11 Gedanken zu „Offener Brief an die Stabsstelle Krebsprävention / das WHO-Kollaborationszentrum für Tabakkontrolle

  1. Super, sehr guter Brief mit sehr guter Argumentation.
    Leider scheint sich aber die WHO und ihr dt. Handlanger DKFZ sich für Logik und Menschenverstand zu verschliessen.
    Nichts desto trotz ist es richtig sie immer wieder mit ihren Lügen und Falschbehauptungen zu konfrontieren!

    Vielen Danke für Eure Arbeit!!!!

  2. Naja, man kann ja schon mal versuchen mit dem DKFZ zu reden.

    Man muss sich aber schon darüber im Klaren sein, dass es dieser Organisation nicht um die Gesundheit der Bevölkerung geht, so wenig wie es einem Schutzgelderpresse um den Schutz seiner Opfer geht.

    Aufklärung der Bevölkerung ist grundsätzlich eine gute Sache. Dazu gehört aber auch, dass die Bevölkerung über die Gefahren, die von der Tabakkontrolle ausgehen Bescheid weiß.

  3. Sehr gut geschrieben und argumentiert – im Gegensatz zu dieser außerordentlich schlampig dahingeschmierten sogenannten Stellungnahme, für die sich jeder, der ein Studium abgeschlossen hat, schämen sollte.

    Es scheint doch so zu sein, dass diese Möchte-gern-Stellungnahme keine Verbreitung findet – die Medien finden sie wohl ebenso unsäglich.

    Danke IG-ED!

  4. Wer sich derart – sagen wir schräg – den selbst ernannten Akteuren der Tabakkontrolle und deren widerlicher Hass- und Hetzpropaganda gegen Raucher anschleimt, hat für mich (Raucher UND Dampfer) jede moralische Legitimation verspielt. Insbesondere der letzte Satz ist ebenso faschistoid, wie das bizarre Treiben des WHO-Kollaborationszentrums für Tabakkontrolle daselbst, – dieser “offene Brief” daher abseitig und völlig indiskutabel.

    Jürgen

  5. Sehr gut argumentiert.Besser kann man es nicht schreiben.
    Danke IG-ED!
    Leider ist Frau Dr.Pötschke-Langer,gegen alle positiven Argumente zur E-Zig,resistent.
    Die WHO ist eine Diktatur und sie ist die Vertreterin (Handlangerin)in Deutschland.
    Alles was raucht oder dampft muss weg.
    Dafür macht sie eine Hetzkampagnen gegen das Dampfen.
    Dazu gesellen sich auch noch die Grünen mit
    Frau Barbara Steffens an der Spitze.

  6. Der Brief ist sehr gut und schlüssig verfasst.

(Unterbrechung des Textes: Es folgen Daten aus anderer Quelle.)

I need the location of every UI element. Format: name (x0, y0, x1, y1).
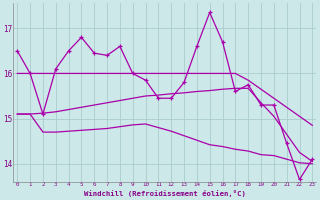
X-axis label: Windchill (Refroidissement éolien,°C): Windchill (Refroidissement éolien,°C) (84, 190, 246, 197)
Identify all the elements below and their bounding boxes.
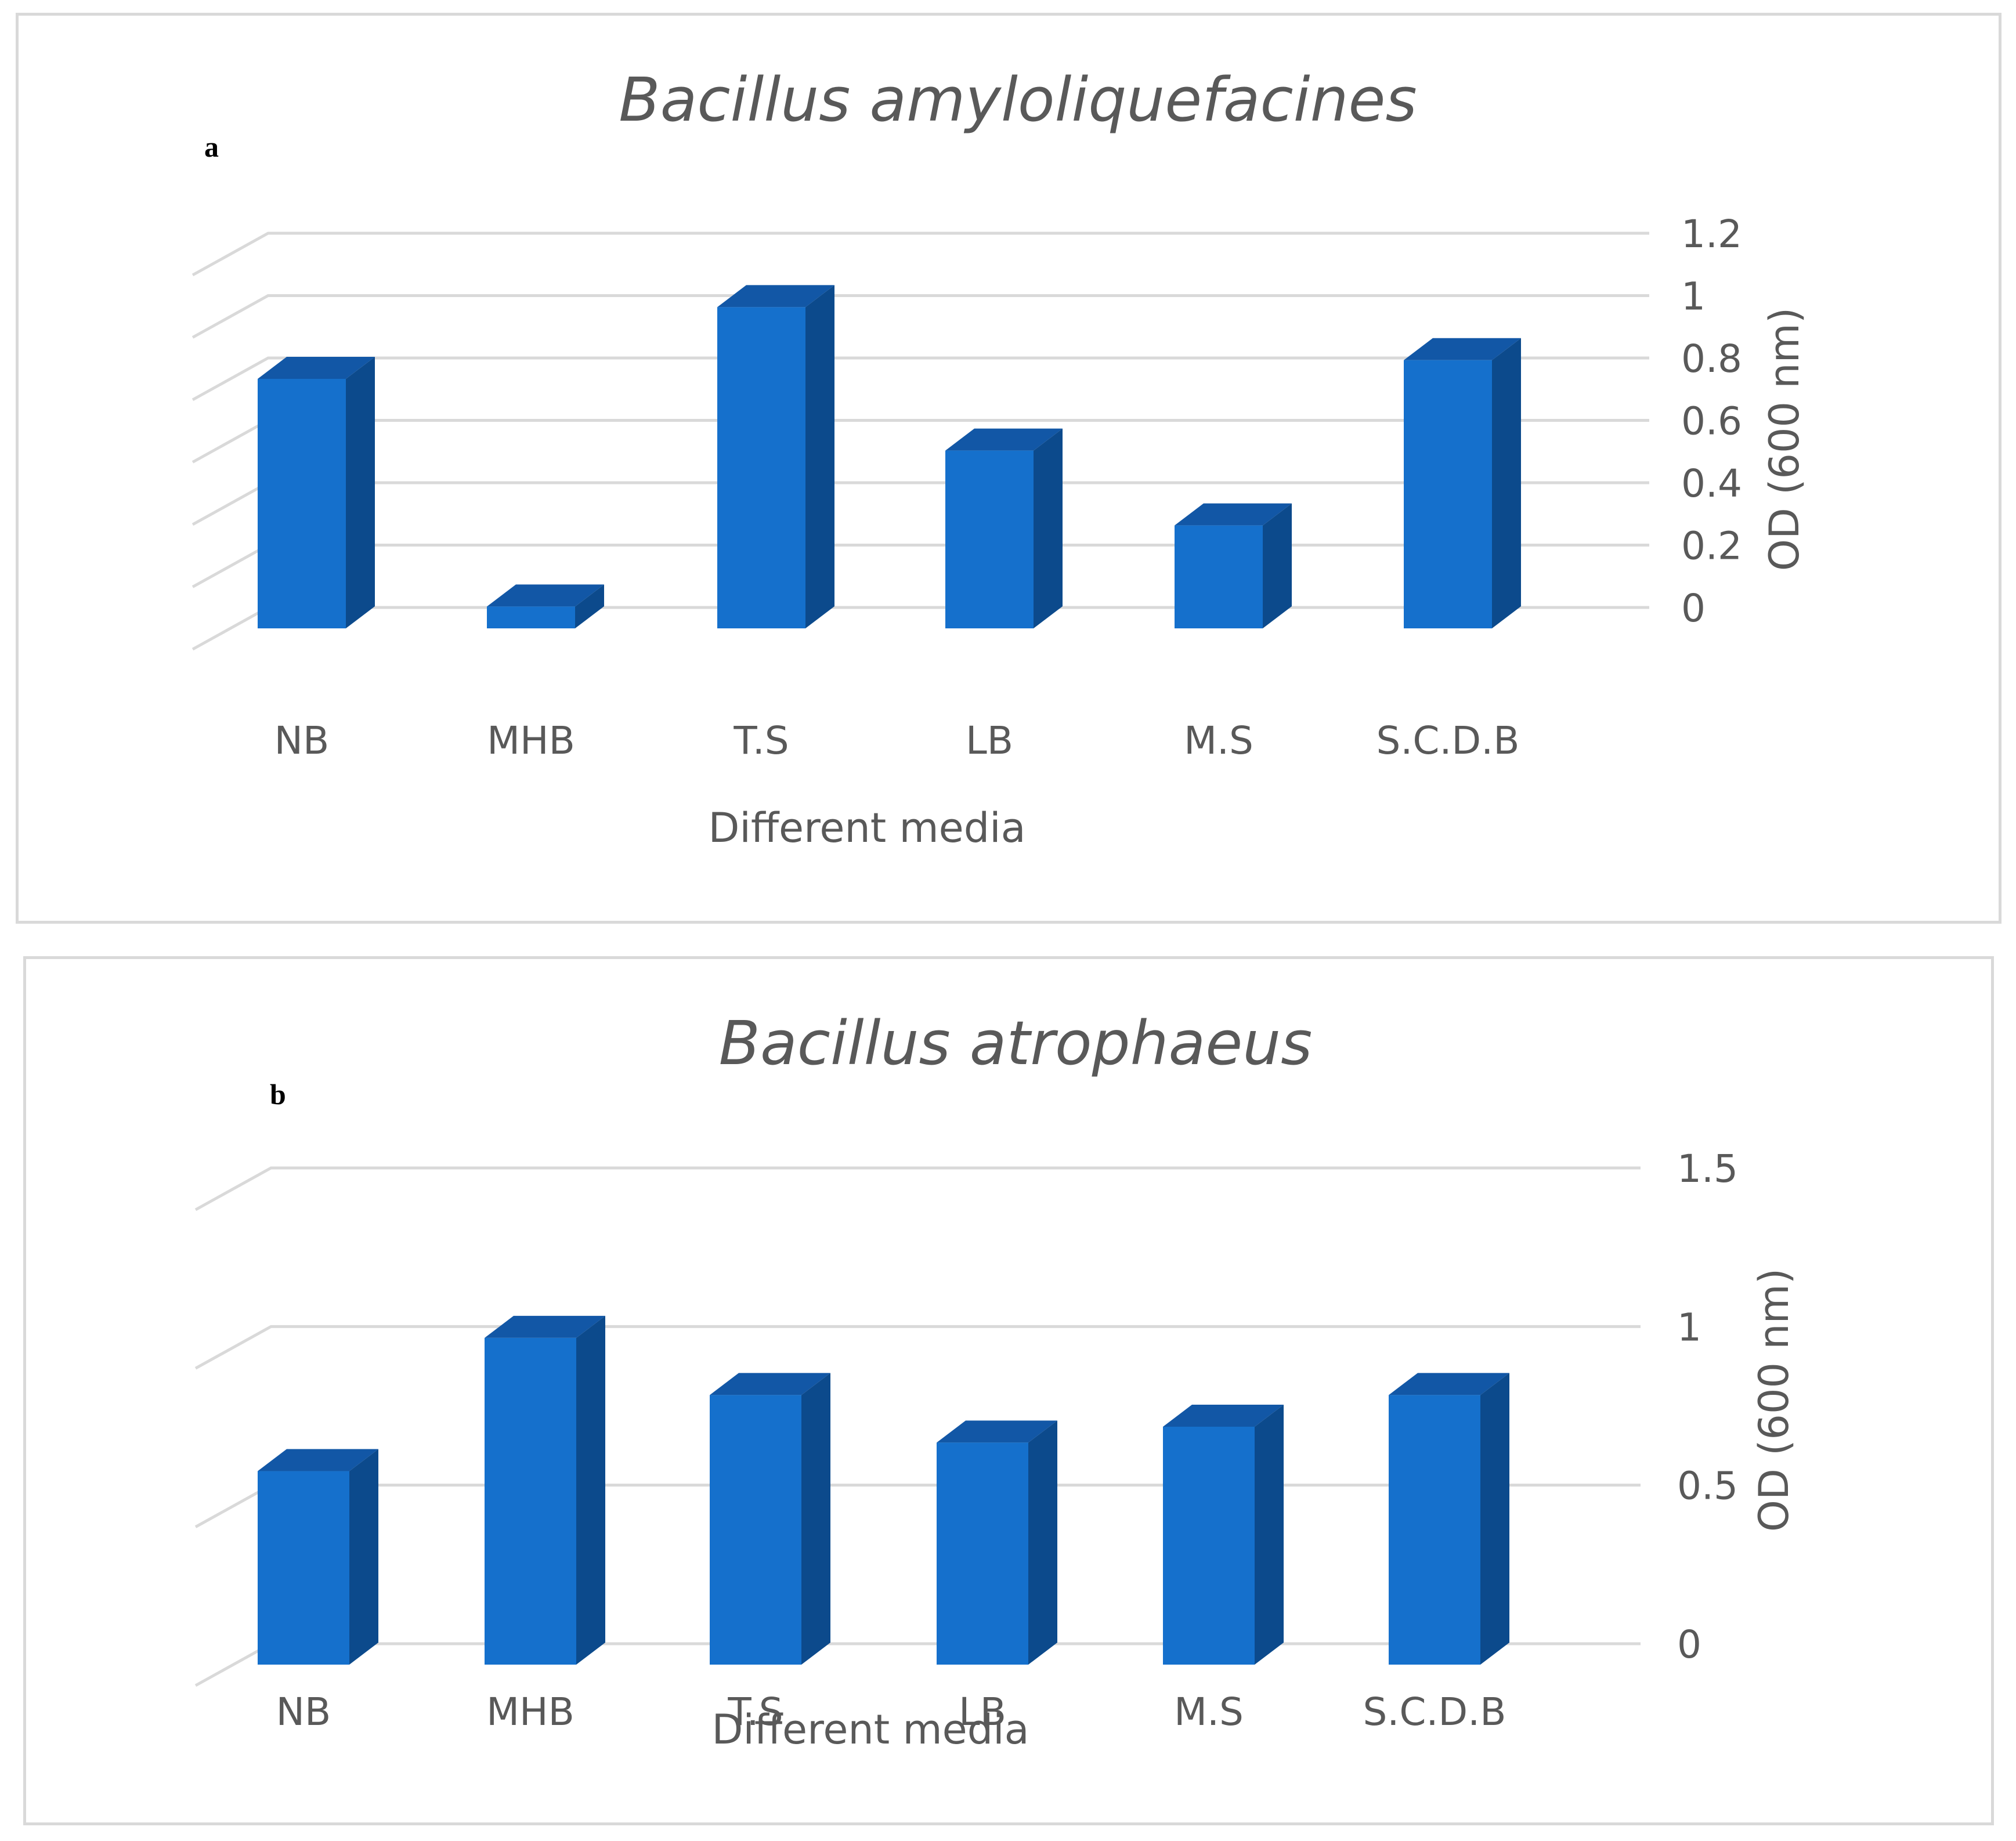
chart-b-x-tick-label: LB: [959, 1690, 1006, 1734]
chart-b-bar-side: [1028, 1420, 1057, 1665]
chart-b-x-tick-label: T.S: [727, 1690, 783, 1734]
chart-b-bar: [937, 1420, 1057, 1665]
chart-a-bar-front: [1404, 360, 1492, 628]
chart-a-y-axis-title: OD (600 nm): [1761, 308, 1808, 571]
chart-b-bar-front: [1389, 1395, 1480, 1665]
chart-b-bar-front: [1163, 1427, 1255, 1665]
chart-b-x-tick-label: MHB: [486, 1690, 575, 1734]
chart-b-bars: [258, 1315, 1509, 1665]
chart-b-x-ticks: NB MHB T.S LB M.S S.C.D.B: [276, 1690, 1506, 1734]
chart-a-x-tick-label: M.S: [1184, 718, 1253, 763]
chart-a-gridline: [192, 232, 1649, 277]
chart-b-bar: [485, 1315, 605, 1665]
chart-a-y-tick-label: 0.2: [1681, 524, 1742, 569]
chart-b-bar-top: [937, 1420, 1057, 1443]
chart-b-bar-top: [1389, 1373, 1509, 1395]
chart-a-y-tick-label: 0.6: [1681, 399, 1742, 444]
chart-a-bar-front: [717, 307, 805, 628]
chart-a-x-tick-label: MHB: [487, 718, 575, 763]
chart-a-gridline: [192, 294, 1649, 339]
chart-a-bar-front: [258, 379, 346, 628]
chart-a-title: Bacillus amyloliquefacines: [619, 64, 1417, 135]
chart-a-bar-top: [487, 584, 604, 607]
chart-b-bar-top: [710, 1373, 830, 1395]
chart-b-x-tick-label: M.S: [1174, 1690, 1244, 1734]
chart-b-bar-top: [1163, 1405, 1284, 1427]
chart-a-y-tick-label: 1.2: [1681, 212, 1742, 256]
chart-a-bar-side: [1034, 428, 1063, 628]
chart-b-x-tick-label: NB: [276, 1690, 331, 1734]
chart-b-x-tick-label: S.C.D.B: [1363, 1690, 1506, 1734]
chart-panel-a: 0 0.2 0.4 0.6 0.8 1 1.2 NB MHB T.S LB M.S S.C.D.B B…: [16, 13, 2001, 924]
chart-a-bar-side: [1492, 338, 1521, 628]
chart-a-bar-top: [717, 285, 834, 308]
chart-a-bar-side: [805, 285, 834, 628]
chart-a-bar: [1175, 503, 1292, 628]
chart-a-x-tick-label: S.C.D.B: [1376, 718, 1519, 763]
chart-a-svg: 0 0.2 0.4 0.6 0.8 1 1.2 NB MHB T.S LB M.S S.C.D.B B…: [192, 64, 1808, 852]
chart-b-y-axis-title: OD (600 nm): [1750, 1268, 1798, 1532]
chart-b-title: Bacillus atrophaeus: [719, 1008, 1313, 1079]
chart-b-y-tick-label: 0.5: [1677, 1464, 1738, 1509]
chart-a-x-tick-label: T.S: [733, 718, 789, 763]
chart-a-x-tick-label: NB: [274, 718, 330, 763]
chart-b-y-tick-label: 0: [1677, 1622, 1701, 1667]
chart-b-bar-front: [485, 1337, 576, 1665]
chart-b-bar: [258, 1449, 378, 1665]
chart-b-bar: [1389, 1373, 1509, 1665]
chart-a-bar-front: [487, 606, 575, 628]
chart-b-bar-side: [576, 1315, 605, 1665]
chart-a-y-tick-label: 0.4: [1681, 461, 1742, 506]
chart-a-bar-top: [945, 428, 1063, 451]
chart-b-svg: 0 0.5 1 1.5 NB MHB T.S LB M.S S.C.D.B Bacillus a…: [194, 1008, 1798, 1753]
chart-a-bar-front: [945, 450, 1034, 628]
chart-a-x-ticks: NB MHB T.S LB M.S S.C.D.B: [274, 718, 1520, 763]
chart-a-x-tick-label: LB: [966, 718, 1013, 763]
chart-b-gridline: [194, 1166, 1641, 1211]
chart-a-bar: [487, 584, 604, 628]
chart-a-panel-label: a: [204, 131, 219, 163]
chart-a-bar-side: [1263, 503, 1292, 628]
chart-b-x-axis-title: Different media: [711, 1706, 1029, 1753]
chart-b-bar-side: [801, 1373, 830, 1665]
chart-b-y-tick-label: 1: [1677, 1305, 1701, 1350]
chart-a-bar-side: [575, 584, 604, 628]
chart-a-bar: [717, 285, 834, 628]
chart-b-bar-front: [710, 1395, 801, 1665]
chart-a-gridline: [192, 356, 1649, 402]
chart-b-bar-top: [485, 1315, 605, 1338]
chart-b-gridline: [194, 1325, 1641, 1370]
chart-b-panel-label: b: [270, 1078, 286, 1111]
chart-b-y-ticks: 0 0.5 1 1.5: [1677, 1146, 1738, 1667]
chart-b-bar: [710, 1373, 830, 1665]
chart-a-bar-front: [1175, 525, 1263, 628]
chart-b-bar-side: [349, 1449, 378, 1665]
chart-a-bar: [945, 428, 1063, 628]
chart-b-bar-top: [258, 1449, 378, 1471]
chart-b-bar-front: [937, 1442, 1028, 1665]
chart-a-y-ticks: 0 0.2 0.4 0.6 0.8 1 1.2: [1681, 212, 1742, 631]
chart-b-bar-side: [1480, 1373, 1509, 1665]
chart-a-bar-top: [258, 357, 375, 379]
chart-a-y-tick-label: 1: [1681, 274, 1706, 319]
chart-a-x-axis-title: Different media: [708, 804, 1025, 852]
chart-a-bar: [258, 357, 375, 628]
chart-b-bar-front: [258, 1471, 349, 1665]
chart-b-y-tick-label: 1.5: [1677, 1146, 1738, 1191]
chart-a-y-tick-label: 0.8: [1681, 337, 1742, 381]
chart-a-y-tick-label: 0: [1681, 586, 1706, 631]
chart-b-bar-side: [1255, 1405, 1284, 1665]
chart-a-bar-top: [1404, 338, 1521, 360]
chart-a-bar: [1404, 338, 1521, 628]
chart-b-bar: [1163, 1405, 1284, 1665]
chart-a-bar-top: [1175, 503, 1292, 526]
chart-panel-b: 0 0.5 1 1.5 NB MHB T.S LB M.S S.C.D.B Bacillus a…: [23, 956, 1994, 1825]
chart-a-bar-side: [346, 357, 375, 628]
chart-a-bars: [258, 285, 1521, 628]
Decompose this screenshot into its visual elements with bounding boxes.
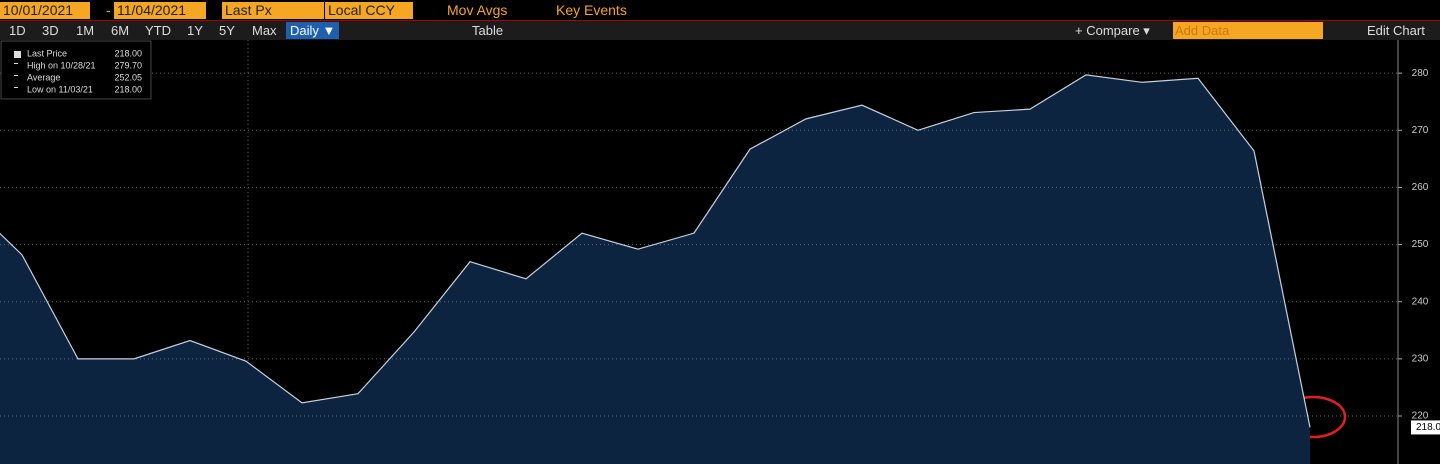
y-tick-label: 270 [1412,125,1429,136]
legend-value: 279.70 [114,60,142,70]
dash: - [106,2,111,18]
field[interactable]: Last Px [222,2,324,19]
range-button[interactable]: 1D [9,23,26,38]
legend-icon [14,63,18,64]
legend-label: Last Price [27,48,67,58]
legend-label: High on 10/28/21 [27,60,96,70]
add-data[interactable]: Add Data [1173,22,1323,39]
last-tag: 218.00 [1416,422,1440,433]
y-tick-label: 280 [1412,68,1429,79]
key-events[interactable]: Key Events [556,2,627,18]
period-select[interactable]: Daily ▼ [286,22,340,39]
table-button[interactable]: Table [472,23,504,38]
edit-chart[interactable]: Edit Chart [1367,23,1425,38]
y-tick-label: 250 [1412,239,1429,250]
legend-icon [14,51,21,58]
area [0,74,1310,464]
last-tag-bg [1411,420,1440,435]
start-date[interactable]: 10/01/2021 [0,2,90,19]
legend-icon [14,87,18,88]
compare-button[interactable]: + Compare ▾ [1075,23,1150,38]
legend-box [0,40,152,100]
y-tick-label: 230 [1412,353,1429,364]
range-button[interactable]: 5Y [219,23,235,38]
nav-bar: 1D 3D 1M 6M YTD 1Y 5Y Max Daily ▼ Table + Compare … [0,21,1440,40]
legend-icon [14,75,18,76]
end-date[interactable]: 11/04/2021 [114,2,206,19]
toolbar: 10/01/2021 - 11/04/2021 Last Px Local CC… [0,0,1440,21]
legend-value: 218.00 [114,48,142,58]
mov-avgs[interactable]: Mov Avgs [447,2,508,18]
price-line [0,74,1311,428]
currency[interactable]: Local CCY [325,2,413,19]
range-button[interactable]: 3D [42,23,59,38]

Richtig geärgert habe ich mich allerdings über “Gern werden wir mit Ihnen zusammen am Ziel einer tabakfreien Welt arbeiten”.
    Will das die IG-ED wirklich? Rauchern Vorschriften machen? Den Nanny Staat befördern? Und das im Zusammenspiel mit einer Organisation deren Machwerke man bestenfalls mit spitzen Fingern anfassen sollte? Hier gilt meiner Meinung nach wirklich: “Spiel nicht mit den Schmuddelkindern!”

  7. Das Ziel einer tabakfreien Welt ist doch an sich nicht zu verurteilen. Nur die Methoden der WHO dieses Ziel zu verwirklichen sind es. Solange sie durch Aufklärung und nicht durch Zwang daran arbeiten, wird keiner etwas dagegen haben. Ebenso wäre es denkbar, dass die WHO mit den positiven Argumenten (die es ja zur genüge zur Dampfe gibt) argumentiert, und durch diese tabakfreie Alternative ihrem Ziel ein Stück näher kommt.

  8. Das ist eine sehr gute Gegendarstellung zu dem unsäglichen und unwissenschaftlichen Geschreibsel aus dem Hause M.P.L. des DKFZ.

    Danke dafür und macht weiter so.

    Mit besten Grüßen
    Daniel

  9. Ich bin erschüttert, wofür unsere Steuern in Form dieses DKFZ verschleudert werden.
    Offensichtlich ein hübsches Wärmestübchen für, nennen wir sie mal Wissenschaftler, die in der seriösen Forschung nichts beizutragen haben.
    Ich glaube ungern an Verschwörungstheorien, aber das DKFZ muss eine verschleierte Lobbygruppe sein, für was auch immer. Oder warum sollte man sich sonst hergeben, solch wissenschaftlich verbrämten Unsinn herauszugeben, für den sich jeder Student schämen müsste.

  10. Und liebes DKFZ:
    Das Dampfen hat vermutlich mein Leben gerettet. Aber der Tabak hätte mich SICHER getötet.